Chubb to Lead $20B US-Backed Maritime Insurance Facility
On March 20, 2026, property and casualty insurer Chubb (NYSE: CB) detailed the structure of a major maritime insurance facility created with the U.S. International Development Finance Corporation (DFC). Chubb will serve as the lead underwriter for the $20 billion Maritime Reinsurance plan, an initiative designed to restore and secure commercial shipping and energy trade flows through the high-risk Strait of Hormuz.
Premiums Spike as Regional Conflict Heightens Risk
The government-backed program responds directly to escalating geopolitical instability that has severely disrupted the specialty insurance market. According to a Fitch Ratings analysis, war-risk marine insurance premiums for vessels in the Gulf have become highly volatile, increasing by as much as 20 times the standard rate of 0.25% of a vessel's insured value. This sharp repricing reflects the significant risk concentration in the region, where an estimated 1,000 vessels with aggregate hull values exceeding $25 billion are currently located. The potential loss from the destruction of a single vessel and its cargo can reach several hundred million dollars.
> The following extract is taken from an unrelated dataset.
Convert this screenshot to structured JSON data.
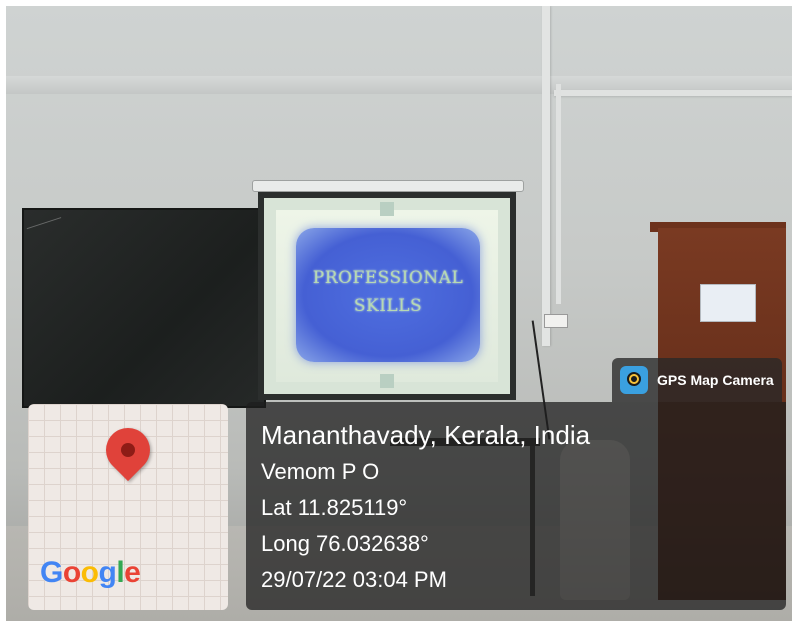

Facility Aims to Stabilize a $25B Shipping Corridor
The Chubb-led facility is structured to provide a critical backstop, stabilizing insurance capacity and mitigating extreme price volatility for shipowners operating in the Gulf. For Chubb, the partnership represents a significant new business line that leverages government support to underwrite risks that have become challenging for the private market alone. By providing a framework to insure critical trade routes, the initiative solidifies Chubb's market leadership in specialty lines and creates a more predictable earnings stream in a sector prone to large, concentrated claims.